Your tax expense is the sum of two components, your current tax
expense and your deferred tax expense. Let me explain:
In many circumstances, your net income under GAAP will not equal your
taxable income. In some cases this is due to temporary differences, which
means that the revenue or expense will eventually be recognized under
both methods, just not in the same period. A good example of this is tax
depreciation vs. book depreciation. Tax depreciation is often accelerated,
so you would recognize more depreciation expense early on under a tax
basis than a GAAP basis, but you will still eventually recognize that
expense under both methods. A permanent difference will never be
recognized under one of the methods.
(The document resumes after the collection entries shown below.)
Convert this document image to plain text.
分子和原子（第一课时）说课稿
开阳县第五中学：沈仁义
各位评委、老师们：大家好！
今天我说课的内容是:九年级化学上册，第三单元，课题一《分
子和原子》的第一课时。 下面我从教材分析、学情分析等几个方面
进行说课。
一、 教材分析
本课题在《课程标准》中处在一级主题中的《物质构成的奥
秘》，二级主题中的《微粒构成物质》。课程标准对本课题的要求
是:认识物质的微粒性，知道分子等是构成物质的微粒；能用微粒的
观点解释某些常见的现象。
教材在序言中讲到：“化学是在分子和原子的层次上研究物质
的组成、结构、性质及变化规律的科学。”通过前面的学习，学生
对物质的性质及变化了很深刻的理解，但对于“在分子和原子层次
For example, certain GAAP
revenues are tax exempt so they will never be included under taxable
income.
When there is a TEMPORARY difference between GAAP income and
Taxable income, you have to recognize a "Deferred Tax Asset" or a
"Deferred Tax Liability." If the temporary differences decrease taxable
income in the current period, then they are recognized as deferred tax
liabilities, because they increase the amount of tax that will need to pay in
the future. If the temporary differences increase taxable income in the
current period, they are recognized as deferred tax assets, because they
decrease future taxable income. The deferred tax assets or liabilities are
equal to the amount of temporary difference times the expected tax rates
in the years that the temporary difference will reverse.
Tax Expense = Current Tax Expense plus Increase in Deferred Tax
Liability minus Increase in Deferred Tax Asset.